Keith Kouna (+Joël Martel) – Impérial Bell, 4 novembre 2017

Keith Kouna - Photo : Jacques Boivin
Keith Kouna – Photo : Jacques Boivin

Quand après la troisième chanson de la soirée, Kouna a crié : « Bonsoir Club Soda! », on a cru que c’était une façon de piquer la foule, mais il en a remis quelques secondes plus tard et en réalisant sa méprise, il a décroché hilare; on a compris que c’était une erreur et qu’il avait visiblement encore un peu la tête dans la salle de la rue Saint-Laurent.

C’est devenu un des trois « running gags » de la soirée aux côtés d’André Arthur, à qui il a dédié la fabuleuse Shérif, ainsi que du troisième lien, crié ironiquement (il va sans dire) entre quelques chansons pour cette soirée préélectorale.

C’est la très « bérurière » Vache qui ouvrait la soirée et malgré toute la puissance sonore, on pouvait légitimement s’inquiéter pour la voix de Kouna. À l’entendre, on pouvait craindre qu’il peinerait à passer la soirée tant il semblait avoir tout gueulé au lancement à Montréal. Heureusement, tel un surhumain, non seulement la voix a tenu le coup, mais la performance enflammée, malgré quelques erreurs çà et là, a sans aucun doute comblé la foule de fidèles présente à l’Impérial. Au parterre, on était d’ailleurs à même de constater que l’album Bonsoir Shérif avait fait son chemin jusqu’aux oreilles des fans, ceux-ci chantant vieux classiques et nouvelles pièces tout au long de la soirée.

Keith Kouna – Photo : Jacques Boivin

Ce qui frappe après ce généreux concert de plus de deux heures, c’est l’efficacité de la discographie de Kouna. Il peut passer d’agressives chansons à l’âme punk (Entre les vagues, Comme des macaques, Madame), à des tounes rock truffées d’agréable vers d’oreilles (Tic Tac, Poupée, La Joyeuse), à des pièces groovy (Congo, Doubidou – cette dernière chantée avec l’aide d’une foule enthousiaste) pour ensuite puiser dans ses ballades mélancoliques (Labrador, Napalm, Berceuse ou Batiscan). Ça donne un concert varié et riche en émotions diverses. On aime le côté ras-le-bol social de la proposition, mais aussi la touche poétique de la riche plume de Keith Kouna.

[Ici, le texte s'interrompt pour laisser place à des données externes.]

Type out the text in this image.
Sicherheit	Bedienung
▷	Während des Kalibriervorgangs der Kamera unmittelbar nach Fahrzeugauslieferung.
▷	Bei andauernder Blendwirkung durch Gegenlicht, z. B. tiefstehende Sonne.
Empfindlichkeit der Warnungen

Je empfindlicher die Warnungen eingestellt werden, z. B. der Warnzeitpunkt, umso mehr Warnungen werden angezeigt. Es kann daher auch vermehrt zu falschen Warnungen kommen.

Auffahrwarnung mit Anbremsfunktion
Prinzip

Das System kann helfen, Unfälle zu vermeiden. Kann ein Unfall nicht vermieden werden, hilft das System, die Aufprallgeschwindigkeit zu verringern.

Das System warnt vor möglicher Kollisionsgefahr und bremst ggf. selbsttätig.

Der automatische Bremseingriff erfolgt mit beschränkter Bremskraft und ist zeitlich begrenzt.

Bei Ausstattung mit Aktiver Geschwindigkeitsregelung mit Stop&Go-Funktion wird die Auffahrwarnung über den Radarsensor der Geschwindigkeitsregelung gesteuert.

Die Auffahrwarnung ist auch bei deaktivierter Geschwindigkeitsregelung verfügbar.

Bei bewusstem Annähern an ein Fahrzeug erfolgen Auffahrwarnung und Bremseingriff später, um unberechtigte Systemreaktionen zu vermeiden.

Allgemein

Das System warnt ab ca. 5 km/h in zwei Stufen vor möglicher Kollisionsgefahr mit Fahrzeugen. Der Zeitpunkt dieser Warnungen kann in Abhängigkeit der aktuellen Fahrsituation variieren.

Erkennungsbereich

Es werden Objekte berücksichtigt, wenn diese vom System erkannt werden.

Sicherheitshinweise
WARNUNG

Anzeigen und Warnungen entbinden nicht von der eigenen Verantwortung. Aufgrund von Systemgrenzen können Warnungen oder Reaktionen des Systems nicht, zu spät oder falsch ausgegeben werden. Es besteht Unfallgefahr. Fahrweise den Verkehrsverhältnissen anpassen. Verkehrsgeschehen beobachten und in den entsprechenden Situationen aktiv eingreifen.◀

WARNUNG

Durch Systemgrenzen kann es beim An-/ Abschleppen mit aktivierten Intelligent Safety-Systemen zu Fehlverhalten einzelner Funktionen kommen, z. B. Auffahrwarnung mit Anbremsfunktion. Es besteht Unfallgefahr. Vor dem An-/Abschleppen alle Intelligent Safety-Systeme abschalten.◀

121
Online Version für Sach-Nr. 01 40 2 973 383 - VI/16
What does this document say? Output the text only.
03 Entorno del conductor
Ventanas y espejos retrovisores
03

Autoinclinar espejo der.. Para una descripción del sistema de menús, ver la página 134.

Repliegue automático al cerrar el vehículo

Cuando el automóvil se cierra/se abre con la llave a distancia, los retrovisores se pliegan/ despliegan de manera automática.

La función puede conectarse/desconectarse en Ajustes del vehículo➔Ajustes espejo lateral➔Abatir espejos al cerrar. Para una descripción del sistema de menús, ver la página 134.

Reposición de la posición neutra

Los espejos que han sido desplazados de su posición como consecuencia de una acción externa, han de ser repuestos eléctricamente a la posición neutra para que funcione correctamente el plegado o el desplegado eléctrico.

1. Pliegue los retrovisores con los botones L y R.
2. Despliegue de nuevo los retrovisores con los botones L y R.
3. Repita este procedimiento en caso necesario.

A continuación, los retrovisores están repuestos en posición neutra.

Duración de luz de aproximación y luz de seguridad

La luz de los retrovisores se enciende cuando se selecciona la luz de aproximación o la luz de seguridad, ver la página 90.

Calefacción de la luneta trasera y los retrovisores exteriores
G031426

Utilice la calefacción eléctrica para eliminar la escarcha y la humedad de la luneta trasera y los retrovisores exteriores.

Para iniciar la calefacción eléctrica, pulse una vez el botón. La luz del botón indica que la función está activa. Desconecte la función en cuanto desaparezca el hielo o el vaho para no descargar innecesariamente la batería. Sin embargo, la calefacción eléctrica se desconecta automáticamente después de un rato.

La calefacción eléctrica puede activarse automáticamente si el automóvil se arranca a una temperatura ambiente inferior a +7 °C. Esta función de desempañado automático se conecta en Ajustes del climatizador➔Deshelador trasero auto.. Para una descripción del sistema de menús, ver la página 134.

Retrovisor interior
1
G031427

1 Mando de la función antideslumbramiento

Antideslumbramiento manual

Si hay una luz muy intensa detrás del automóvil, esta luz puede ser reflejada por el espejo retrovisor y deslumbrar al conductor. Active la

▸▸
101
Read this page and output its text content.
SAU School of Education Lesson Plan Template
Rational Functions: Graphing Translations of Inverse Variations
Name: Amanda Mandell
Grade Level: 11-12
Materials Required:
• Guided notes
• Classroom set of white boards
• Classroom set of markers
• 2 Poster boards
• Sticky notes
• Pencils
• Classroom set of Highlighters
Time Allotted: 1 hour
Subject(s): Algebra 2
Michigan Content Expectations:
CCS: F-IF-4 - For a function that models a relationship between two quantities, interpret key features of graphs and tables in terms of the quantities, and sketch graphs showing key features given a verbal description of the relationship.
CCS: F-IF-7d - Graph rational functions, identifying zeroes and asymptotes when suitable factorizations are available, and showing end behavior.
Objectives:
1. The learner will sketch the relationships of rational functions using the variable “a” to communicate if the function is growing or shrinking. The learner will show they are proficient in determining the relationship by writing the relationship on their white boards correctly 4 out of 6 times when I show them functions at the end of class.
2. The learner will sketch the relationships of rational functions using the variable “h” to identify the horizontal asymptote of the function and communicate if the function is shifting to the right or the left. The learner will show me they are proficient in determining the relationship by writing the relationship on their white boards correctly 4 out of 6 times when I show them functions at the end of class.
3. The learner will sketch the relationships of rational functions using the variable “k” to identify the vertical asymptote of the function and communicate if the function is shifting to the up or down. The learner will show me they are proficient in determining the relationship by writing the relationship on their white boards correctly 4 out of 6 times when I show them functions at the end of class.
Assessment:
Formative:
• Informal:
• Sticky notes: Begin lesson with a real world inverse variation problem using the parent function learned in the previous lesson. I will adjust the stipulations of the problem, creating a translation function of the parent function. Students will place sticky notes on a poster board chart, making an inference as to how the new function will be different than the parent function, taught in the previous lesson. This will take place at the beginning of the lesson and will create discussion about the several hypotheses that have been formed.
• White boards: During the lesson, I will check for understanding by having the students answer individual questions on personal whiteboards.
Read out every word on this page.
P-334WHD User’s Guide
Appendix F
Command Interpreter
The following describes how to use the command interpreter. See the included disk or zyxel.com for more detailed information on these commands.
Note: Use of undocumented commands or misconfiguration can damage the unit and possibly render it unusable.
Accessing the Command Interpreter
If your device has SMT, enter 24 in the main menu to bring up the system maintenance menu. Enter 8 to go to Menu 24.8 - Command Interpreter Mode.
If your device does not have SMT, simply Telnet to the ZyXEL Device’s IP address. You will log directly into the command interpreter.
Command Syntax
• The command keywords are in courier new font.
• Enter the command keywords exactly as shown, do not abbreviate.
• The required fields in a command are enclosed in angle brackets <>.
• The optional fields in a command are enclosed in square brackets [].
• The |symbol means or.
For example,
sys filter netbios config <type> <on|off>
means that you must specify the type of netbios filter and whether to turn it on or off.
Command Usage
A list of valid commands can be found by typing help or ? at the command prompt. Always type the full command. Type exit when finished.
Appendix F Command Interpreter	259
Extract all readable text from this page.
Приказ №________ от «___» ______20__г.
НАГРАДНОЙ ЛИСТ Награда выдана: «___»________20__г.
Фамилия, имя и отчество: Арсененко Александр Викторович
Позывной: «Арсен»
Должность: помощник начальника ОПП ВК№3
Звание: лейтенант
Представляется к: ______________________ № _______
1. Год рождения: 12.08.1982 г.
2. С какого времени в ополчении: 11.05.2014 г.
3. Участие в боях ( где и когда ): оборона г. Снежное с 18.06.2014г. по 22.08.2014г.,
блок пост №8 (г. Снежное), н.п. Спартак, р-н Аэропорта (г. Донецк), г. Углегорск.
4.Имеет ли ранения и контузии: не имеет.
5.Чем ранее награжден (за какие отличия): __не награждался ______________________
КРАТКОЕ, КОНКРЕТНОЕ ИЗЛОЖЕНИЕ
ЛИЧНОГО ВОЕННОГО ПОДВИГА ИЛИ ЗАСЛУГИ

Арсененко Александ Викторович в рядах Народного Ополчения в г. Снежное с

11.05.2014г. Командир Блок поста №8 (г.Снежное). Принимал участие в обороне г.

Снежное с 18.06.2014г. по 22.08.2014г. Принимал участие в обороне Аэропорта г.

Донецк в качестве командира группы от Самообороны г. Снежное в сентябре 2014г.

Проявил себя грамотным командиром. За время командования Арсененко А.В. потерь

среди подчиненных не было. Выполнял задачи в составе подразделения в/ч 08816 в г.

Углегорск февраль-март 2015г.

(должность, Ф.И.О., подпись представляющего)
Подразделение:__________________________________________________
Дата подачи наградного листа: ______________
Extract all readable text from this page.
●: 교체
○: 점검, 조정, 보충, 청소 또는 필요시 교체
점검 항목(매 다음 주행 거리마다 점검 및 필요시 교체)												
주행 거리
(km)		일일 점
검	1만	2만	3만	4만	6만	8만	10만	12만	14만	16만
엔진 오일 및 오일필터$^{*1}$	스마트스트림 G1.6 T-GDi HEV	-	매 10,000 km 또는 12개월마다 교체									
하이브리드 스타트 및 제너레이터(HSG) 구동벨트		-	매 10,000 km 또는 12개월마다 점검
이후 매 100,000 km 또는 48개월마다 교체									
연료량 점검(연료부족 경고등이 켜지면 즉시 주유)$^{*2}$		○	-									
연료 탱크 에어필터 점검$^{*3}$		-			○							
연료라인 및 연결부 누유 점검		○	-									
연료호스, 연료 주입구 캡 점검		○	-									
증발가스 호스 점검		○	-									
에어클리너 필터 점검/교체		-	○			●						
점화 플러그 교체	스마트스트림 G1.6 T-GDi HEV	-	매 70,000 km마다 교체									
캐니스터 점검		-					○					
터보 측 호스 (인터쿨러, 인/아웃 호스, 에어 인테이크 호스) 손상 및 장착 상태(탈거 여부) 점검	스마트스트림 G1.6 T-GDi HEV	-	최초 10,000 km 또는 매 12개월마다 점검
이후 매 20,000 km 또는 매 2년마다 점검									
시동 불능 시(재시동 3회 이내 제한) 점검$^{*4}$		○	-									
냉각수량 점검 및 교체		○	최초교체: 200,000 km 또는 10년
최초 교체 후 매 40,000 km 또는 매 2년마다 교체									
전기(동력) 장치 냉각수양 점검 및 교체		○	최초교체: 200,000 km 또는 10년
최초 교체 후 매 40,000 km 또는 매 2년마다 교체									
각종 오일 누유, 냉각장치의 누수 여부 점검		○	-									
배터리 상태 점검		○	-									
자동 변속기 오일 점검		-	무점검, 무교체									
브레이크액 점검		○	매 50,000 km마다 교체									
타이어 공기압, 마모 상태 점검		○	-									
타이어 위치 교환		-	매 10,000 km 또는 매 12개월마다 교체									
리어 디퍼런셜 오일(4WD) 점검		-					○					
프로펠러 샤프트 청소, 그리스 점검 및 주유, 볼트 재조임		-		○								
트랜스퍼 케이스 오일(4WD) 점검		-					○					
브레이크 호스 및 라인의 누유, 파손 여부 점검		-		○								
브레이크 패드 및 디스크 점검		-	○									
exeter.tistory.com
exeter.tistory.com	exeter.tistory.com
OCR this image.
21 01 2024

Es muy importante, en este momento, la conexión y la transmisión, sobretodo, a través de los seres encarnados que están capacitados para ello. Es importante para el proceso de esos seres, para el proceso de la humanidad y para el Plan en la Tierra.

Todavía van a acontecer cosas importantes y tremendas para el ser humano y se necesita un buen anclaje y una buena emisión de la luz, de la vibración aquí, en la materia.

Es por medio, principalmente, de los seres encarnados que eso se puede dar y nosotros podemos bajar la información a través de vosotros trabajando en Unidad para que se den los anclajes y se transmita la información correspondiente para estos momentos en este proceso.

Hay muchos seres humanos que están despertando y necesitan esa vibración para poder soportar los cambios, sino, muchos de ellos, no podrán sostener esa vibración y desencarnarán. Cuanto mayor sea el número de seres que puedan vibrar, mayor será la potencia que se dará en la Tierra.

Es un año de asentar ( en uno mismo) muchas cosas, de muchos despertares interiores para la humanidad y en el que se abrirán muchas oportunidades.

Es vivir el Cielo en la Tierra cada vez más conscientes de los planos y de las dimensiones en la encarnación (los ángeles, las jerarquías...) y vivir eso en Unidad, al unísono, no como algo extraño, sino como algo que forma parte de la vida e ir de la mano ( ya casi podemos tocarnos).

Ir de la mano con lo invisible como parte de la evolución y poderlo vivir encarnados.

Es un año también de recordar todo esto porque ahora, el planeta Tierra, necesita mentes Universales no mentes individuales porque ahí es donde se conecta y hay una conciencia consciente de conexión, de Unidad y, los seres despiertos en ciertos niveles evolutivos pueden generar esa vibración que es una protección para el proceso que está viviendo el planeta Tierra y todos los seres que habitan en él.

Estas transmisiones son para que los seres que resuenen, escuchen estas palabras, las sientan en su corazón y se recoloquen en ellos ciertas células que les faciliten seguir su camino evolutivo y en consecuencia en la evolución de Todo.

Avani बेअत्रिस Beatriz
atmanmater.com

Si visuellement la proposition n’a rien d’éclaté, de sobres projections des musiciens sur six écrans rectangulaires, le groupe en fait bien assez côté énergie pour maintenir l’attention malgré le marathon musical. Parmi les très bons moments, il faut noter la très sentie performance solo d’Anna, la très punk Marie et ses paroles acerbes: « les humains c’est de la merde », chantées en coeur, ça fonctionne pas à peu près! Il y a aussi eu cette brillante performance de Kouna et son guitariste Martien Bélanger sur la maintenant classique Le tape. Bref, Keith Kouna, une valeur sure depuis déjà un bon bout de temps, a confirmé qu’on passe systématiquement une belle soirée en sa compagnie; imaginez lorsque le spectacle sera bien rodé…

Joël Martel – Photo : Jacques Boivin

En première partie, Joël Martel a présenté ses chansons volontairement brouillonnes et absurdes devant une foule interloquée qui observait le curieux personnage affublé d’un chapeau de pirate chanter à propos de légendes amérindiennes (Ouananiche ou hot-dog), du fait d’être « feeling » et autres sujets aux tendances absurdes. Si le pouvoir de réécoute me semble limité, on ne pourra pas lui reprocher de ne pas être divertissant.